Part One Flew Over the Cuckoo’s Nest, part Martyrs, this psychological body horror film follows Sharyn as she attempts to escape. Had it been released ten to fifteen years ago, during horror’s love affair with torture and forced surgeries, Antidote would have been well at home alongside the likes of Captivity or the various Human Centipedes. Such movies still emerge from time to time (see the recent Sleepless Beauty and Breeder), but they’re not as omnipresent as they once were, nor quite as horrible.

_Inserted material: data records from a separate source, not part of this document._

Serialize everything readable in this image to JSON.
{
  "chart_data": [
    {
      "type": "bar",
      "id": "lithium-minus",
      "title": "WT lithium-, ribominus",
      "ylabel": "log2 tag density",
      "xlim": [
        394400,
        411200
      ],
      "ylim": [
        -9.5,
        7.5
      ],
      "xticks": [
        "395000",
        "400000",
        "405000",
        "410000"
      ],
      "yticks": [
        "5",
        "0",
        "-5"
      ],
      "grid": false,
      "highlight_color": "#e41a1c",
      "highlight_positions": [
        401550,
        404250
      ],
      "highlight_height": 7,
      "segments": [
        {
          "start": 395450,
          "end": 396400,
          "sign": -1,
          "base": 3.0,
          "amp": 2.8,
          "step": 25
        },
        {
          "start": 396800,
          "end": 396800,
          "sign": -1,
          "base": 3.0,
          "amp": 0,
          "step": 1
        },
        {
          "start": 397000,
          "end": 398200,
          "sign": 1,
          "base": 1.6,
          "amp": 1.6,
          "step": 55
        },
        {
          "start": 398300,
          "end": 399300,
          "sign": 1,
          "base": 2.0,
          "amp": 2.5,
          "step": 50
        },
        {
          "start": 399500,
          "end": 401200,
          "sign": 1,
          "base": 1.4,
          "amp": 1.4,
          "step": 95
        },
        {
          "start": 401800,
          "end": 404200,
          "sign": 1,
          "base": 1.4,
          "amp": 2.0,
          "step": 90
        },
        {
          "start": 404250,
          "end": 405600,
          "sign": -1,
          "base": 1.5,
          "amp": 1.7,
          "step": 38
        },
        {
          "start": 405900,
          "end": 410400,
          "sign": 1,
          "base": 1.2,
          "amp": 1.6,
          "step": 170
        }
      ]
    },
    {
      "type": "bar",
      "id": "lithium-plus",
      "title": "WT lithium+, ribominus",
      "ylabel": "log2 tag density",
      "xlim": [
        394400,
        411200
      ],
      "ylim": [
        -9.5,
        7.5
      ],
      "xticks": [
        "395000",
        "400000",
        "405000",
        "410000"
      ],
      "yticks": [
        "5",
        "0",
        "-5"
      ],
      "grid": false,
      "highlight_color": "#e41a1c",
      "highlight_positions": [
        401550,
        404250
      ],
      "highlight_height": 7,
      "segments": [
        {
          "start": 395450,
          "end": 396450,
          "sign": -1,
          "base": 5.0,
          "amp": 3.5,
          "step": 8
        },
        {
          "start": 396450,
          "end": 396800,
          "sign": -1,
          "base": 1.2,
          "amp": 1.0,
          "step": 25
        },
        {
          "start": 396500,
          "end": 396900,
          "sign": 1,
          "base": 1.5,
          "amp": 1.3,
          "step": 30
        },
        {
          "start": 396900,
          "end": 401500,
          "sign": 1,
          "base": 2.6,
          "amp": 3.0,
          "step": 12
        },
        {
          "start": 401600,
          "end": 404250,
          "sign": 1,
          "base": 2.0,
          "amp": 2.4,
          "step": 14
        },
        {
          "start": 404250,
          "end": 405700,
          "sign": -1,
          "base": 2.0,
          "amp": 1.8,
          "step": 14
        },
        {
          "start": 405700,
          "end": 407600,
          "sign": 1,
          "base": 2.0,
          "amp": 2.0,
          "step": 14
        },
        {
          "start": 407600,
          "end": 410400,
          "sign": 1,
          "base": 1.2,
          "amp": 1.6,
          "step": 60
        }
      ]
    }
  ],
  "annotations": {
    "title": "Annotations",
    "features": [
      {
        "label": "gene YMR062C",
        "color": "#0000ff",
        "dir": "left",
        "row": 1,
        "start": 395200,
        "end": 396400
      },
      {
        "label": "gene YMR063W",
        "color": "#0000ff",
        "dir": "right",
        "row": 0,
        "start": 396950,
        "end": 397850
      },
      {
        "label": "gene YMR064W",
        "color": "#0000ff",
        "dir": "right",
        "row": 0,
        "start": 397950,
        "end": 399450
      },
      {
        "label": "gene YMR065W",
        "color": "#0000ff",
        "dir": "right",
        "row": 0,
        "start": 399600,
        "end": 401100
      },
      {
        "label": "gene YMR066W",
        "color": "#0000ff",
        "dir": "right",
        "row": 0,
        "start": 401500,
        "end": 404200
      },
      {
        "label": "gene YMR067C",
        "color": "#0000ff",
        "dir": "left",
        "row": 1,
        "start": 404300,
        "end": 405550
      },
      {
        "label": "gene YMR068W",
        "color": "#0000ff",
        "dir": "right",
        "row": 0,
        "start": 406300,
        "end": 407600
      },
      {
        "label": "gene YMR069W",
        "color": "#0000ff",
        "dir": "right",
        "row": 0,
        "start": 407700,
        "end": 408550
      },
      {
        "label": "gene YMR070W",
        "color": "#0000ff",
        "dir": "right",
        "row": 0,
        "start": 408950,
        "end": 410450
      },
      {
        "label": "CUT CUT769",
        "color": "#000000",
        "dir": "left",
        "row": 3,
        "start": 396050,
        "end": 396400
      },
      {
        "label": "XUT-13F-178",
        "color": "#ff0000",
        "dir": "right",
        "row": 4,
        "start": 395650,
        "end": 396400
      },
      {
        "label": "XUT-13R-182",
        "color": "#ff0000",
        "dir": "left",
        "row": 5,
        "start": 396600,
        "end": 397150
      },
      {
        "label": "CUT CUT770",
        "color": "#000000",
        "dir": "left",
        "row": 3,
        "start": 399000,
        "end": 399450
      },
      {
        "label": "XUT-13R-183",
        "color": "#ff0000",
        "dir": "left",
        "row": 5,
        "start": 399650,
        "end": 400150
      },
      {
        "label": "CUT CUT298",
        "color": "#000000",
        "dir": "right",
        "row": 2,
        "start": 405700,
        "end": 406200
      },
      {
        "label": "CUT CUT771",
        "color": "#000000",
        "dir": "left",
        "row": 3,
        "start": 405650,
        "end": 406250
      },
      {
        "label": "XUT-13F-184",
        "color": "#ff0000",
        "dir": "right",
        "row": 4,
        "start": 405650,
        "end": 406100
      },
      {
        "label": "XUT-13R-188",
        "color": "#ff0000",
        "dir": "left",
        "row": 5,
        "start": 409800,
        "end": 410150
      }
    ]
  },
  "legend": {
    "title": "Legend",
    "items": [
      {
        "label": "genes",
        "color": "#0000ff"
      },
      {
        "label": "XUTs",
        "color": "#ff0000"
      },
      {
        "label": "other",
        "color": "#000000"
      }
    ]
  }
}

Director Peter Daskaloff dials back the gore, putting the focus on Hellenbach and his mystery hospital. Yennie and Mandaylor gamely give it their all, but they are unsupported by the film’s plotting and low budget. It’s a film that can handle an amputation (the best scene in the whole thing) but then saddles one character with an obvious bald wig and fills the finale with even worse CGI. Iffy special effects can be forgiven in a low-budget movie like this one, but the wooden characters and silly story are less excusable.
The doctor’s diabolical plan is fine – something something immortality through human suffering – but the writing fails to sell the horror of Sharyn’s predicament, and the film is padded out with a ridiculous supernatural subplot and bizarre twist ending. Say what you will about Tom Six’s Human Centipede trilogy, but at least there was a coherency to his horrific vision. Antidote has no atmosphere and the flat tonelessness of a TV movie. Daskaloff doesn’t even have the good grace to go full nasty with it – aside from its big amputation scene, it’s surprisingly tame.
Regardless, the story bumbles along, ensuring that the whole thing is at least over and done with by the ninety-minute mark. Dull it may be, but the nimble pacing ensures that there’s no time to get properly bored. For all its flaws, Antidote is inoffensive enough, enlivened by the work of Yennie and Mandaylor. This bland, unexciting movie doesn’t deserve them, but their presence is enough to make it bearable, at least.